Angeführte Entscheidungen:
T 1756/11
Anführungen in anderen Entscheidungen:
-

Sachverhalt und Anträge

I. Die Beschwerde richtet sich gegen Entscheidung der Einspruchsabteilung des Europäischen Patentamts, die am 25. Juli 2016 zur Post gegeben wurde und mit der das europäische Patent Nr. 2141979 aufgrund des Artikels 101 (3) (b) EPÜ widerrufen worden ist.

II. Die Einspruchsabteilung hat in ihrer Entscheidung unter anderem die Dokumente

DE 1 802 040 A1 (D4)

DE 1 630 039 (D9)

berücksichtigt.

III. Am 9. April 2018, nach Ladung und dem Bescheid der Kammer gemäß Artikel 15 (1) VOBK, werden von Dritten Anmerkungen und Beweismittel eingereicht.

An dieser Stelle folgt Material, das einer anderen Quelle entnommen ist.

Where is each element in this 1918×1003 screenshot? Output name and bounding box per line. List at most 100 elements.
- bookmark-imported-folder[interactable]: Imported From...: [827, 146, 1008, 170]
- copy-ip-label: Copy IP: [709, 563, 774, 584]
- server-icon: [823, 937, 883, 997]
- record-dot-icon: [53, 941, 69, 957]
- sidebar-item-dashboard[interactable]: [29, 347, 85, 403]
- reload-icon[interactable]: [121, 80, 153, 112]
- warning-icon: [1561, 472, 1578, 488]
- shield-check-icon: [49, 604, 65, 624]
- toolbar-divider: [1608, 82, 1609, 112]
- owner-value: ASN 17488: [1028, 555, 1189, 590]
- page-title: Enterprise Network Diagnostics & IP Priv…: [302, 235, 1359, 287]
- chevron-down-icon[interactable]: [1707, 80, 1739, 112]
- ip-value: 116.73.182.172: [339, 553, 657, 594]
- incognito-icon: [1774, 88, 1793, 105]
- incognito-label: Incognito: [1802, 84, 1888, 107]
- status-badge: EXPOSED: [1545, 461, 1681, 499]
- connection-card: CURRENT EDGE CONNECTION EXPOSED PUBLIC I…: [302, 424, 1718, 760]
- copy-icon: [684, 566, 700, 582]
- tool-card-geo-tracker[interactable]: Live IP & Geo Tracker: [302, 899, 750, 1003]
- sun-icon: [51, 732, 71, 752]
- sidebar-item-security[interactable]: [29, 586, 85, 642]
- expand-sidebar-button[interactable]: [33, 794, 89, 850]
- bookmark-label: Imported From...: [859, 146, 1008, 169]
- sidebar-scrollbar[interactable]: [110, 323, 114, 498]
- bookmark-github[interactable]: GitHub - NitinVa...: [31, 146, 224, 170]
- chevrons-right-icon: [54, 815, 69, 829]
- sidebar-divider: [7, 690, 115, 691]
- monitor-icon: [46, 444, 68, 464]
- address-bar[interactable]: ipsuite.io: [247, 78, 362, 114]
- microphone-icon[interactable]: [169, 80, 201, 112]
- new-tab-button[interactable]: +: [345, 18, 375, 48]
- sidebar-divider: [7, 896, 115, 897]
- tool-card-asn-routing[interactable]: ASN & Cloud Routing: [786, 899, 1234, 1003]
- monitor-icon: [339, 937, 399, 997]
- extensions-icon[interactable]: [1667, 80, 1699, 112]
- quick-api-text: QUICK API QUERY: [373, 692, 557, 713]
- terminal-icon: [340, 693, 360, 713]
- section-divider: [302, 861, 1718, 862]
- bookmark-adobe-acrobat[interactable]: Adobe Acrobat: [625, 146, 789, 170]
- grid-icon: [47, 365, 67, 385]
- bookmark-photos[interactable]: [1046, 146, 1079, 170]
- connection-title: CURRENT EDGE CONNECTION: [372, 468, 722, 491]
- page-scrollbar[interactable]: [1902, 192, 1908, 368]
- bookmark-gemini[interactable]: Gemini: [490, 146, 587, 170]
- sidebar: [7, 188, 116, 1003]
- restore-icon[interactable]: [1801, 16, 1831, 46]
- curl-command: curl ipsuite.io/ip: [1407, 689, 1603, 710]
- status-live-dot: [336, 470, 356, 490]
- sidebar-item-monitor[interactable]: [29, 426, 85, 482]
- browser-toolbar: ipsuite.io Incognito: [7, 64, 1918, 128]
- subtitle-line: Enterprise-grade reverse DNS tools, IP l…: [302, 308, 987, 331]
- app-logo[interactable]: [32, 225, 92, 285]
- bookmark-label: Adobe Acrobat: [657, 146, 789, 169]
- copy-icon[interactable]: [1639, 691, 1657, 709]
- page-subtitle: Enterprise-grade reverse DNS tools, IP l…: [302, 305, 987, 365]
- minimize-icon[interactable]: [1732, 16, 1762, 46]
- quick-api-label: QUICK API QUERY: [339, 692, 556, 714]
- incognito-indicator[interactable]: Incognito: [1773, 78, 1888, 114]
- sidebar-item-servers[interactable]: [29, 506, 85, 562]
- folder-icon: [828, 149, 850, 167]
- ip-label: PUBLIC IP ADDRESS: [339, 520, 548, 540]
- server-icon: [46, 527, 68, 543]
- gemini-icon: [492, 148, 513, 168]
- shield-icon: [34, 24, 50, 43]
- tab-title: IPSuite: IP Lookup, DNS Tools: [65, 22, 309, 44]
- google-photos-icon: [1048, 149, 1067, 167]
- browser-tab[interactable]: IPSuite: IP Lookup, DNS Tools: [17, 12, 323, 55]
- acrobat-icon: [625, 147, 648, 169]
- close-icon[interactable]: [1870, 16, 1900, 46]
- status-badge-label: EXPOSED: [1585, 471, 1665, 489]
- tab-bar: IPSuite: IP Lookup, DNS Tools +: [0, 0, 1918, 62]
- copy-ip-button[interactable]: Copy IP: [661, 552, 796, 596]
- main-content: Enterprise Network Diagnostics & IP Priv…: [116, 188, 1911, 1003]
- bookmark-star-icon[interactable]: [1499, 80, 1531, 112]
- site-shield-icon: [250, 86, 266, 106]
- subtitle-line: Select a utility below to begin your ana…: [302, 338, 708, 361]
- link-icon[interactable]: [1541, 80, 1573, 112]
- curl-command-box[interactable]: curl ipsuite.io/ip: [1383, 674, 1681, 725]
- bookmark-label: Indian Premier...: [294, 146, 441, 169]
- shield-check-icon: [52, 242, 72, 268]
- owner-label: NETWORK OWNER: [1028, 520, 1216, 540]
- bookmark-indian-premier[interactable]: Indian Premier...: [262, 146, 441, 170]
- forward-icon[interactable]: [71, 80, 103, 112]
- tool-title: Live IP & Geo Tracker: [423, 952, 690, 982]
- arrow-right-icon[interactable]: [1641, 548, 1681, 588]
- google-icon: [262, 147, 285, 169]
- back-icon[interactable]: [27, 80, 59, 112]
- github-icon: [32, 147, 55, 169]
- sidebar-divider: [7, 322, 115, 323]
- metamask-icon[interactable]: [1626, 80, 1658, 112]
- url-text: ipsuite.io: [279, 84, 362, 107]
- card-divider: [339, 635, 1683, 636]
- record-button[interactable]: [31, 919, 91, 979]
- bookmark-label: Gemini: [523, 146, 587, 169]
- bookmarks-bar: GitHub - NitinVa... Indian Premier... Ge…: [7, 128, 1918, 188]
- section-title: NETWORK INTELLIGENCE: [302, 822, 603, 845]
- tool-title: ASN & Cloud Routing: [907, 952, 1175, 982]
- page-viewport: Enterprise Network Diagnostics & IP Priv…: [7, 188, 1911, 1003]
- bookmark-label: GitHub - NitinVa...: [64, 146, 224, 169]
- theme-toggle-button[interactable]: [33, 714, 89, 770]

Bei den Beweismitteln handelt es sich angeblich um drei Internetseiten der Internetpräsenz der Patentinhaberin (http://krassort.com) zu den Zeitpunkten 8., 11. und 14. Februar 2007. Diese Seiten sollen mit Hilfe der Wayback-Maschine der Organisation "Inter­net Archive"(https://archive.org/) ausfindig gemacht worden sein.

Der Dritte behauptet, dass sich in der Zusammenschau der drei Seiten der Gegenstand des Anspruchs 1 wie erteilt ergebe.

IV. Am 7. Februar 2019 wurde mündlich verhandelt.

Die Beschwerdeführerin (Patentinhaberin) beantragte in der mündlichen Verhandlung die Aufhebung der angefochtenen Entscheidung und die Aufrechterhaltung des Patents in geändertem Umfang auf der Grundlage der als Hilfsantrag in der mündlichen Verhandlung eingereichten Ansprüche 1 bis 17 und der Beschreibung und Figuren des Patents wie erteilt.

Die Beschwerdegegnerin 1 (Einsprechende 1) beantragte die Zurückweisung der Beschwerde.

Einen im Ergebnis inhaltsgleichen Antrag hatte die Beschwerdegegnerin 2 (Einsprechende 2) mit Schreiben vom 11. April 2017 gestellt.

V. Der Anspruch 1 lautet wie folgt:

Transportwagen für Stückgut (2), insbesondere aus landwirtschaftlichem Erntegut wie Stroh oder Silage gepressten Ballen, mit einer das Stückgut (2) untergreifenden und von Längs- sowie Querseitenteilen (3,3'; 4,4') begrenzten Ladeplattform (5), wobei deren Transportraum insbesondere bei geöffneten und mittels einer Stützvorrichtung (S, S') in eine bodennahe Öffnungsstellung (A) abgesenkten Längsseitenwänden (3, 3') zugänglich ist,

dadurch gekennzeichnet, dass

die zumindest eine mit der Stützvorrichtung (S,S') verlagerbare Längsseitenwand (3, 3') in eine eine Ladehöhe (H) oberhalb der Ladeplattform (5) definierende, zu dieser einen als freie Zone (Z) einen Abstand aufweisende, zumindest eine obere Lage (L) des gestapelten Stückgutes (2, 2', 2") erfassende und dieses seitlich als ein Schwenk-Klemm-System sichernde (Pfeil F) Schließstellung (B) hochschwenkbar (Pfeil R) ist,

wobei mit einem Antrieb (7,7') aufweisenden Hubgestänge der Stützvorrichtung (S,S') das eine mehrlagige Stapelung bildende Stückgut (2,2',2") von der Längsseitenwand (3,3') so erfassbar ist, dass eine seitliche Klemm-Fixierung erreicht ist.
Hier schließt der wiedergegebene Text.